A little bit of Irish Folklore on these cold and windy March days…
“Days of the Brindle Cow”, in Irish “Laethantha na Bó Riabhaí”
In our Irish Calendar, The Days of the Brindle Cow or The Old Cows Days are the final days in the month of March and the first three days in April.
This expression comes from an old folktale, demonstrating the unpredictability of the weather at this time of year here in Ireland. . .
The folktale is as follows:
As the month of March drew to its end, an old brindled cow boasted to the rest of the herd that even this harshest of months could not kill her. The month of March, overhearing the boastful heifer, took umbrage with her and so decided to teach her a lesson. . .
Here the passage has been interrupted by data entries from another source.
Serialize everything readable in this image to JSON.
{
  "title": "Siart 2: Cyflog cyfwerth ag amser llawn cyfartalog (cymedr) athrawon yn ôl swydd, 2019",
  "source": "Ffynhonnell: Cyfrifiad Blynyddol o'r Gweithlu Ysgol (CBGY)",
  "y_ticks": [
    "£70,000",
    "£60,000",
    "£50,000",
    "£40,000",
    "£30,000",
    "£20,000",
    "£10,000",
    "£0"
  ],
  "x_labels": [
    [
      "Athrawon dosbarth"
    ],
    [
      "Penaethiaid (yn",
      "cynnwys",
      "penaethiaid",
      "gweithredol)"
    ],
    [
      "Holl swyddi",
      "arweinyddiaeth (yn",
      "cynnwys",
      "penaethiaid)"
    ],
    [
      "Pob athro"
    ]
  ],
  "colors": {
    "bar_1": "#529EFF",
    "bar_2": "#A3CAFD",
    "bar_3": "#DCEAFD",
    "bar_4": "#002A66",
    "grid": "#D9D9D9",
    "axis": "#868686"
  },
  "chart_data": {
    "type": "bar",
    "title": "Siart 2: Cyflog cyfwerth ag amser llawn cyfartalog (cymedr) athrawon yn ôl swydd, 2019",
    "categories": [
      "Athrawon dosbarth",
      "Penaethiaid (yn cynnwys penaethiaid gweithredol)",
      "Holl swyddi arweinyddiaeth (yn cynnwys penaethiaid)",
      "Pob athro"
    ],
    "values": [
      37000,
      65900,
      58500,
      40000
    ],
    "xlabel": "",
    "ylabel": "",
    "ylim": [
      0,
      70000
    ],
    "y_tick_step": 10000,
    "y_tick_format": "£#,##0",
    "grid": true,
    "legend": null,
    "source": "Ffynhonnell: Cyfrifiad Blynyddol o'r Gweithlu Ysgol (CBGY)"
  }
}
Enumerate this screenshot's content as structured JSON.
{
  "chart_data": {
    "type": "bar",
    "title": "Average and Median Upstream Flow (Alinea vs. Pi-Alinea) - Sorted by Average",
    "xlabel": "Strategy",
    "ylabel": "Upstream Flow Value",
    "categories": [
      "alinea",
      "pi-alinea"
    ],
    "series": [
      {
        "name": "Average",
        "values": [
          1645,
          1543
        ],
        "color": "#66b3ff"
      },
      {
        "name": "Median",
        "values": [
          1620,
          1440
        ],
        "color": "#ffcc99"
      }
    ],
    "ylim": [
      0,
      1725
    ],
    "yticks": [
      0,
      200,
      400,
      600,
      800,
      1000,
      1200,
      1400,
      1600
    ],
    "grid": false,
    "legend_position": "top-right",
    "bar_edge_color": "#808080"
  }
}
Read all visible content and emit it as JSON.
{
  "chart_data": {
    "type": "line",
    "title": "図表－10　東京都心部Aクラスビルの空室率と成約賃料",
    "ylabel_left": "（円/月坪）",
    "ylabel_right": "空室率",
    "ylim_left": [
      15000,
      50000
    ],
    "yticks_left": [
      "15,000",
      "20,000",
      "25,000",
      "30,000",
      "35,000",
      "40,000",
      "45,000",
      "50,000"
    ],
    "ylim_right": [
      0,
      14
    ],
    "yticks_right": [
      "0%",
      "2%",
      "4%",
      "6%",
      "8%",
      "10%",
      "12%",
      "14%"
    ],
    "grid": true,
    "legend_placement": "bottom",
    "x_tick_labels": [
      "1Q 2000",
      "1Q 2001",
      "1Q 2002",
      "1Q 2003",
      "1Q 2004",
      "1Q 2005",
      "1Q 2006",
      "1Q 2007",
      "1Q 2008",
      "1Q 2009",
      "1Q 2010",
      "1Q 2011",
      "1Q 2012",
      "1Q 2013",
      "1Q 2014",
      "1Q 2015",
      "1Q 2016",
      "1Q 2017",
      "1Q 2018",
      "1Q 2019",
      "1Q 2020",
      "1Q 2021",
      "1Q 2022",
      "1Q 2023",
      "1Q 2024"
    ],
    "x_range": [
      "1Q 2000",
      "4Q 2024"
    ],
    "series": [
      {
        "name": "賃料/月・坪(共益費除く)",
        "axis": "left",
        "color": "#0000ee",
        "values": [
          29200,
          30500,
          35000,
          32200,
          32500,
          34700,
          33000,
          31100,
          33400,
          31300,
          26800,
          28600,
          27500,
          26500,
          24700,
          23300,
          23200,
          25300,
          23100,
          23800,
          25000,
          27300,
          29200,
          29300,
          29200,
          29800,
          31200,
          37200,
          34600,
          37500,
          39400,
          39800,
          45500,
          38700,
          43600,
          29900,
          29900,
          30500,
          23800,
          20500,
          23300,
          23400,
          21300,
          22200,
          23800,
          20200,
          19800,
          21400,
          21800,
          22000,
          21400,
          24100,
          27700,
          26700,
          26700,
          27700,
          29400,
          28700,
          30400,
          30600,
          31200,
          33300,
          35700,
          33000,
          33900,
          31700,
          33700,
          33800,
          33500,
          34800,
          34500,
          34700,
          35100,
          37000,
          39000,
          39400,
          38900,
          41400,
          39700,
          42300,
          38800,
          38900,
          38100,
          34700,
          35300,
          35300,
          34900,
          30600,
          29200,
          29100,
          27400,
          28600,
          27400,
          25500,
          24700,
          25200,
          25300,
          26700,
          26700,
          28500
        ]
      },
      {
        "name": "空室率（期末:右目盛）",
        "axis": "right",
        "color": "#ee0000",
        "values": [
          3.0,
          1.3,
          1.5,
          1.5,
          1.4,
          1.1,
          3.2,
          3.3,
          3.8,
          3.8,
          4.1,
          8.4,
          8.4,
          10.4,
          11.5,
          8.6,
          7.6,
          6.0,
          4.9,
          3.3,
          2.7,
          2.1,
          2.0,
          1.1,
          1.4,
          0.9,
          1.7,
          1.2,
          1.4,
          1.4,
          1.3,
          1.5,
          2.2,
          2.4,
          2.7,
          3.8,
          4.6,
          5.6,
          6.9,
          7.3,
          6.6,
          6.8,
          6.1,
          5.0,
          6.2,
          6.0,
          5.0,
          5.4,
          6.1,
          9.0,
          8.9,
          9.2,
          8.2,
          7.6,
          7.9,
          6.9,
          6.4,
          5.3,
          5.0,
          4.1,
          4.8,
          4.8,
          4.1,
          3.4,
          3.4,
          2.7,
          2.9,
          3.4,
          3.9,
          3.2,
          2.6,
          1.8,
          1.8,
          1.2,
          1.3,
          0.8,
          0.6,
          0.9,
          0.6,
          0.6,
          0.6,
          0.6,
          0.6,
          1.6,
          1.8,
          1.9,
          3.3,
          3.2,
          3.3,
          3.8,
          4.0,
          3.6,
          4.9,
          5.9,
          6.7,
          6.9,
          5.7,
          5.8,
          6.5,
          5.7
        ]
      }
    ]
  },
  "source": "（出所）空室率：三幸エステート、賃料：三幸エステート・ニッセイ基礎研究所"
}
So, March ‘borrowed’ three days from the month of April and made each of them bitterly cold, sending howling westerly winds and heavy rains. The result was the demise of this poor and unfortunate Brindled Cow !
The Brindled Cow (Bó Riabhach) was once a common native breed here in Ireland but now are dwindling out.
From the Irish Rare Breeds Association:
“The word “riabhach” is given in O Donaill’s dictionary as “streaked”, striped, brindled and the spelling has remained unchanged back to Old Irish. The pronunciation in English is “on vo ree-av-och”. Riabhach also has wider meanings as in speckled grey, dull, drab, e.g. “ La riabhach” – a dull day.
Unfortunately, the numbers of Bó Riabhach Cattle remaining in Ireland are estimated to be as little as 60-70 and are spread amongst ten devoted breeders throughout the country.”